脱水症状は、尿路の感染症や、心筋梗塞、エコノミークラス症候群などを誘発します。
特に高齢者は、脱水症状に気づきにくいので、のどが渇く前に、こまめに水分を補給しましょう。
脱水症状になったとき
症状
- のどが渇き、尿の量が減ります。
症状が重くなると
- 全身の倦怠感があります。
- 立ちくらみや、意識がもうろうとします。
- 頭痛や吐き気、嘔吐などがあります。
回復方法
- スポーツドリンクか、コップ1杯の水に、食塩をひとつまみ混ぜた、食塩水を飲ませます。
- 安静にします。
- 体内のナトリウム濃度が低下しますので、水分のみの補給は避けましょう。
- 症状が重いときは、ただちに医師の診察を受けてください。
感染症を予防する
避難所などの集団生活では、カゼやインフルエンザ、感染性胃腸炎などの、感染症が蔓延しやすくなるので、予防対策は必須です。
感染症の予防法は、こまめな手洗いや、うがいです。
水が使えないときは、消毒・除菌用ジェルや、ウェットティッシュなどで、手を清潔にしましょう。
感染症が疑われるときの注意点
- 発熱やせき、下痢などの症状が長引く場合は、早めに医師の診察を受けましょう。
- 下痢や嘔吐の症状がある場合は、脱水状態にならないように、こまめな水分補給を。
- 排泄物や嘔吐物を処理するときは、直接触ってはいけません。
エコノミークラス症候群を予防する
2004年に発生した、新潟県中越地震では、車中に寝泊まりしていた人に、エコノミークラス症候群が多く発症しました。

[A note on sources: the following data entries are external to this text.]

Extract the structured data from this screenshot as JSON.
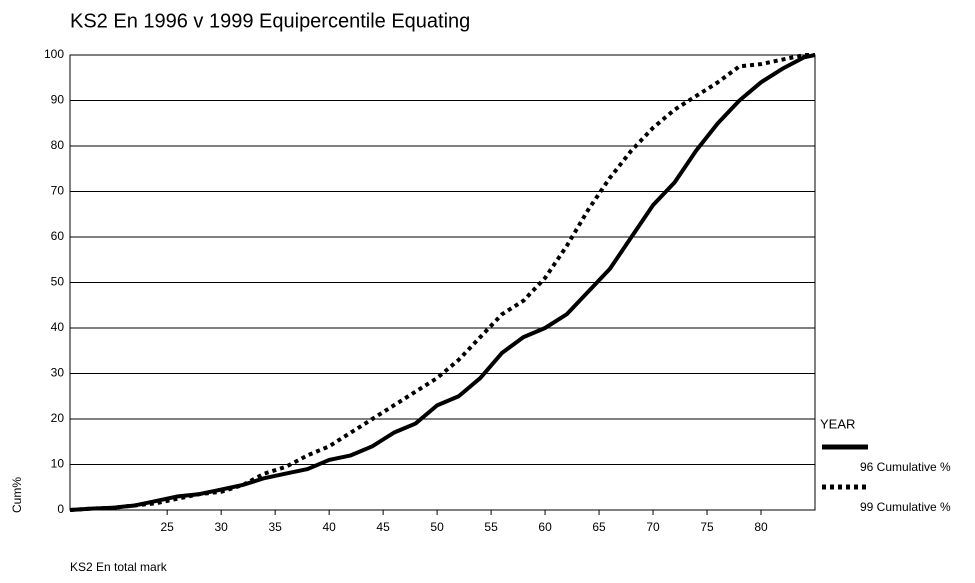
{
  "chart_data": {
    "type": "line",
    "title": "KS2 En 1996 v 1999 Equipercentile Equating",
    "x_label": "KS2 En total mark",
    "y_label": "Cum%",
    "legend_title": "YEAR",
    "x": [
      16,
      18,
      20,
      22,
      24,
      26,
      28,
      30,
      32,
      34,
      36,
      38,
      40,
      42,
      44,
      46,
      48,
      50,
      52,
      54,
      56,
      58,
      60,
      62,
      64,
      66,
      68,
      70,
      72,
      74,
      76,
      78,
      80,
      82,
      84,
      85
    ],
    "series": [
      {
        "name": "96 Cumulative %",
        "color": "#000000",
        "dash": "solid",
        "values": [
          0,
          0.3,
          0.5,
          1,
          2,
          3,
          3.5,
          4.5,
          5.5,
          7,
          8,
          9,
          11,
          12,
          14,
          17,
          19,
          23,
          25,
          29,
          34.5,
          38,
          40,
          43,
          48,
          53,
          60,
          67,
          72,
          79,
          85,
          90,
          94,
          97,
          99.5,
          100
        ]
      },
      {
        "name": "99 Cumulative %",
        "color": "#000000",
        "dash": "dotted",
        "values": [
          0,
          0.3,
          0.5,
          1,
          1.5,
          2.5,
          3.5,
          4,
          5.5,
          8,
          9.5,
          12,
          14,
          17,
          20,
          23,
          26,
          29,
          33,
          38,
          43,
          46,
          51,
          58,
          66,
          73,
          79,
          84,
          88,
          91,
          94,
          97.5,
          98,
          99,
          100,
          100
        ]
      }
    ],
    "xlim": [
      16,
      85
    ],
    "xticks": [
      25,
      30,
      35,
      40,
      45,
      50,
      55,
      60,
      65,
      70,
      75,
      80
    ],
    "ylim": [
      0,
      100
    ],
    "yticks": [
      0,
      10,
      20,
      30,
      40,
      50,
      60,
      70,
      80,
      90,
      100
    ],
    "grid": true
  }
}
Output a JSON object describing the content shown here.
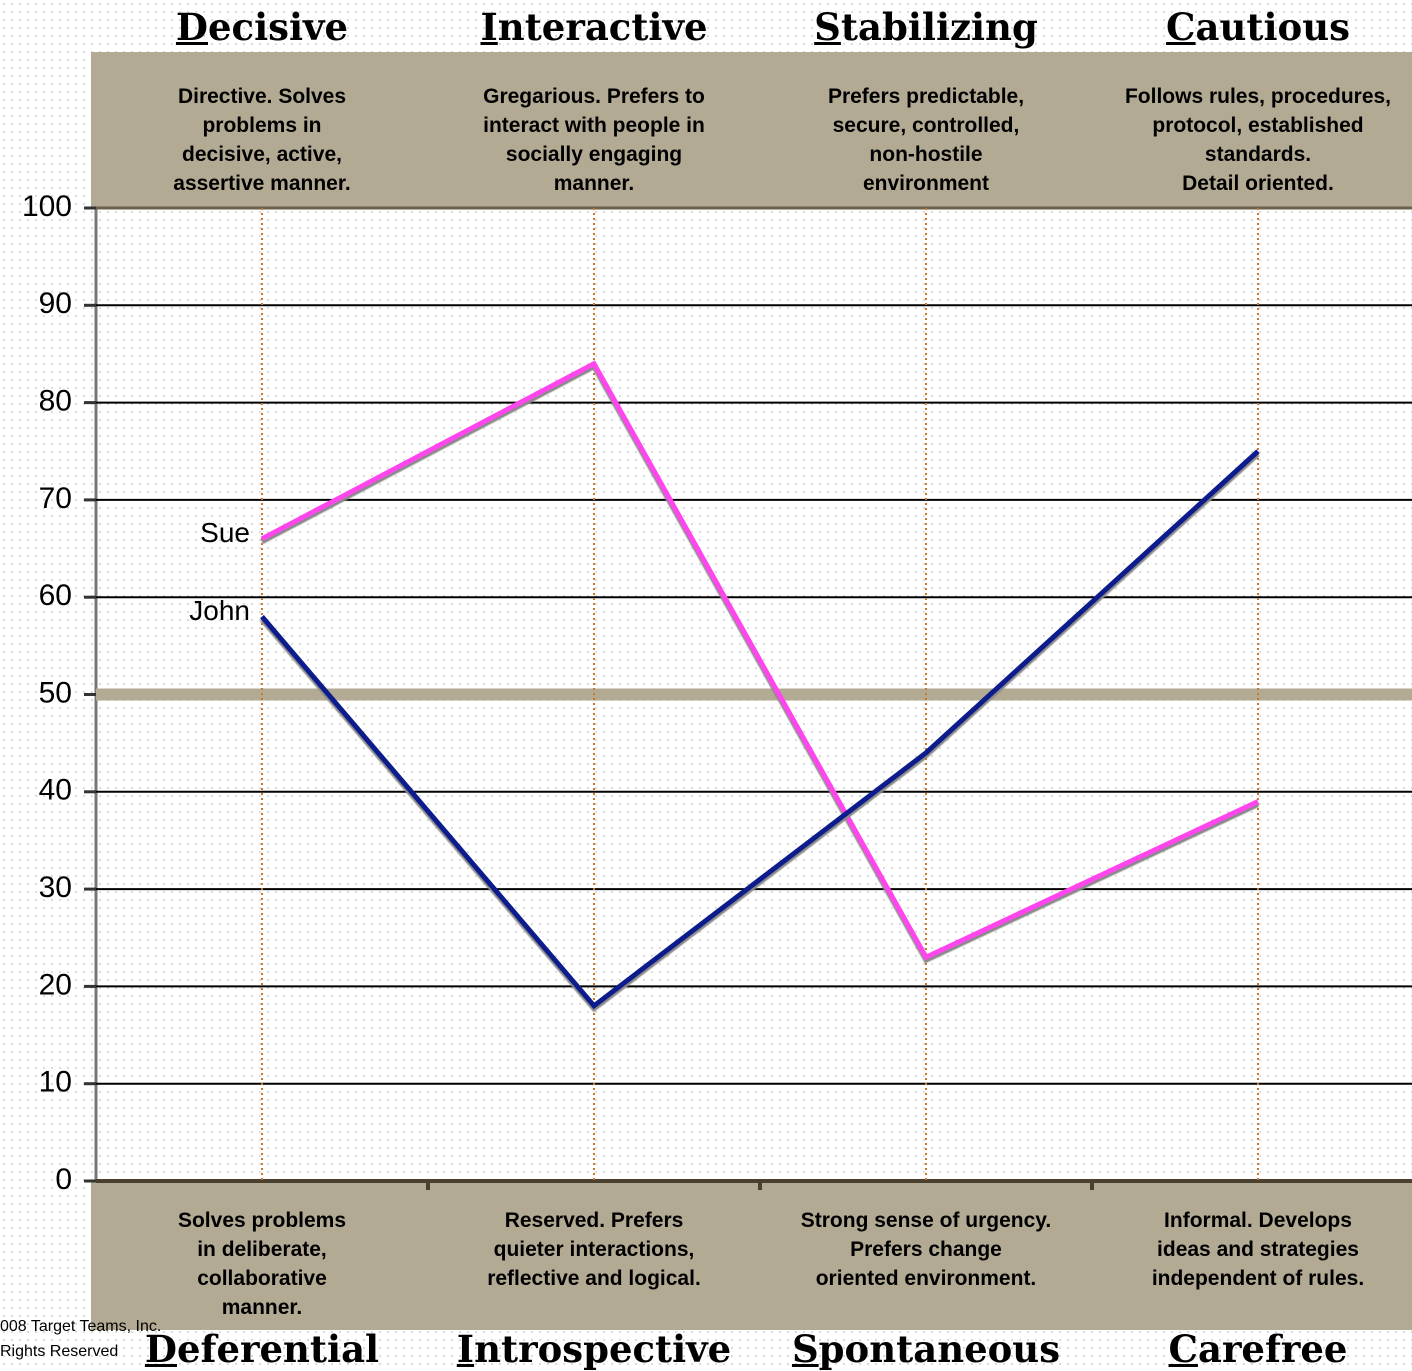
{
  "chart_data": {
    "type": "line",
    "categories": [
      "Decisive",
      "Interactive",
      "Stabilizing",
      "Cautious"
    ],
    "descriptions": [
      "Directive. Solves\nproblems in\ndecisive, active,\nassertive manner.",
      "Gregarious. Prefers to\ninteract with people in\nsocially engaging\nmanner.",
      "Prefers predictable,\nsecure, controlled,\nnon-hostile\nenvironment",
      "Follows rules, procedures,\nprotocol, established\nstandards.\nDetail oriented."
    ],
    "bottom_categories": [
      "Deferential",
      "Introspective",
      "Spontaneous",
      "Carefree"
    ],
    "bottom_descriptions": [
      "Solves problems\nin deliberate,\ncollaborative\nmanner.",
      "Reserved. Prefers\nquieter interactions,\nreflective and logical.",
      "Strong sense of urgency.\nPrefers change\noriented environment.",
      "Informal. Develops\nideas and strategies\nindependent of rules."
    ],
    "series": [
      {
        "name": "Sue",
        "color": "#ff44ee",
        "values": [
          66,
          84,
          23,
          39
        ]
      },
      {
        "name": "John",
        "color": "#0a1a8c",
        "values": [
          58,
          18,
          44,
          75
        ]
      }
    ],
    "ylim": [
      0,
      100
    ],
    "yticks": [
      0,
      10,
      20,
      30,
      40,
      50,
      60,
      70,
      80,
      90,
      100
    ],
    "midline": 50,
    "grid": true,
    "footnote": [
      "008 Target Teams, Inc.",
      "Rights Reserved"
    ]
  }
}
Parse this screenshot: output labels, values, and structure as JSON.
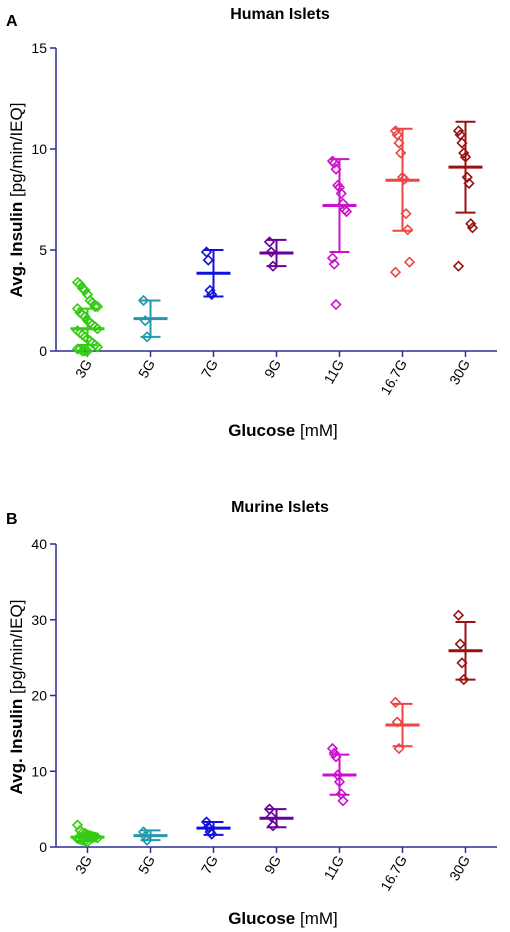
{
  "chart_data": [
    {
      "type": "scatter",
      "panel_label": "A",
      "title": "Human Islets",
      "ylabel_bold": "Avg. Insulin",
      "ylabel_unit": "[pg/min/IEQ]",
      "xlabel_bold": "Glucose",
      "xlabel_unit": "[mM]",
      "ylim": [
        0,
        15
      ],
      "yticks": [
        "0",
        "5",
        "10",
        "15"
      ],
      "categories": [
        "3G",
        "5G",
        "7G",
        "9G",
        "11G",
        "16.7G",
        "30G"
      ],
      "colors": [
        "#33cc11",
        "#2299aa",
        "#1111dd",
        "#660099",
        "#cc11cc",
        "#ee4444",
        "#991111"
      ],
      "groups": [
        {
          "name": "3G",
          "mean": 1.1,
          "sd_low": 0.3,
          "sd_high": 2.1,
          "points": [
            3.4,
            3.3,
            3.1,
            3.0,
            2.8,
            2.5,
            2.4,
            2.2,
            2.2,
            2.1,
            1.9,
            1.8,
            1.7,
            1.5,
            1.4,
            1.3,
            1.2,
            1.1,
            1.0,
            0.9,
            0.8,
            0.7,
            0.6,
            0.5,
            0.4,
            0.3,
            0.2,
            0.1,
            0.1,
            0.0,
            0.0,
            0.0
          ]
        },
        {
          "name": "5G",
          "mean": 1.6,
          "sd_low": 0.7,
          "sd_high": 2.5,
          "points": [
            2.5,
            1.5,
            0.7
          ]
        },
        {
          "name": "7G",
          "mean": 3.85,
          "sd_low": 2.7,
          "sd_high": 5.0,
          "points": [
            4.9,
            4.5,
            3.0,
            2.8
          ]
        },
        {
          "name": "9G",
          "mean": 4.85,
          "sd_low": 4.2,
          "sd_high": 5.5,
          "points": [
            5.4,
            4.9,
            4.2
          ]
        },
        {
          "name": "11G",
          "mean": 7.2,
          "sd_low": 4.9,
          "sd_high": 9.5,
          "points": [
            9.4,
            9.3,
            9.0,
            8.2,
            8.1,
            7.8,
            7.3,
            7.0,
            6.9,
            4.6,
            4.3,
            2.3
          ]
        },
        {
          "name": "16.7G",
          "mean": 8.45,
          "sd_low": 5.95,
          "sd_high": 11.0,
          "points": [
            10.9,
            10.7,
            10.3,
            9.8,
            8.6,
            8.5,
            6.8,
            6.0,
            4.4,
            3.9
          ]
        },
        {
          "name": "30G",
          "mean": 9.1,
          "sd_low": 6.85,
          "sd_high": 11.35,
          "points": [
            10.9,
            10.7,
            10.3,
            9.8,
            9.6,
            8.6,
            8.3,
            6.3,
            6.1,
            4.2
          ]
        }
      ]
    },
    {
      "type": "scatter",
      "panel_label": "B",
      "title": "Murine Islets",
      "ylabel_bold": "Avg. Insulin",
      "ylabel_unit": "[pg/min/IEQ]",
      "xlabel_bold": "Glucose",
      "xlabel_unit": "[mM]",
      "ylim": [
        0,
        40
      ],
      "yticks": [
        "0",
        "10",
        "20",
        "30",
        "40"
      ],
      "categories": [
        "3G",
        "5G",
        "7G",
        "9G",
        "11G",
        "16.7G",
        "30G"
      ],
      "colors": [
        "#33cc11",
        "#2299aa",
        "#1111dd",
        "#660099",
        "#cc11cc",
        "#ee4444",
        "#991111"
      ],
      "groups": [
        {
          "name": "3G",
          "mean": 1.3,
          "sd_low": 0.8,
          "sd_high": 1.8,
          "points": [
            2.9,
            2.2,
            1.9,
            1.8,
            1.6,
            1.5,
            1.4,
            1.3,
            1.2,
            1.1,
            1.0,
            0.9,
            0.8,
            0.7,
            1.5,
            1.2
          ]
        },
        {
          "name": "5G",
          "mean": 1.5,
          "sd_low": 0.9,
          "sd_high": 2.2,
          "points": [
            2.0,
            1.4,
            0.9
          ]
        },
        {
          "name": "7G",
          "mean": 2.5,
          "sd_low": 1.6,
          "sd_high": 3.3,
          "points": [
            3.3,
            2.6,
            2.0,
            1.7
          ]
        },
        {
          "name": "9G",
          "mean": 3.8,
          "sd_low": 2.6,
          "sd_high": 5.0,
          "points": [
            5.0,
            4.0,
            2.8
          ]
        },
        {
          "name": "11G",
          "mean": 9.5,
          "sd_low": 6.9,
          "sd_high": 12.2,
          "points": [
            13.0,
            12.4,
            11.9,
            9.5,
            8.6,
            7.0,
            6.1
          ]
        },
        {
          "name": "16.7G",
          "mean": 16.1,
          "sd_low": 13.3,
          "sd_high": 18.9,
          "points": [
            19.1,
            16.5,
            13.0
          ]
        },
        {
          "name": "30G",
          "mean": 25.9,
          "sd_low": 22.1,
          "sd_high": 29.7,
          "points": [
            30.6,
            26.8,
            24.3,
            22.1
          ]
        }
      ]
    }
  ]
}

車中だけではなく、避難所でも、同じ姿勢で、足を長時間動かさないと、足の静脈に血栓(血のかたまり)ができやすくなり、これが肺の血管を詰まらせ、最悪の場合は、死に至ることもあります。
エコノミークラス症候群の予防法
- こまめに水分を補給します。
- ゆったりとした服装で、日中は歩くなど、からだを動かします。
- 寝るときは、少しでも、足を伸ばせる姿勢になります。
エコノミークラス症候群が疑われるときは
片方の足のふくらはぎや、太ももに、痛みや腫れがでたり、皮膚が赤くなったときは、エコノミークラス症候群の疑いを考えましょう。
ただちに、医師の診察を受けてください。
症状が進みますと、胸の痛みや息切れ、呼吸困難やショック状態から、心肺停止にいたる危険があります。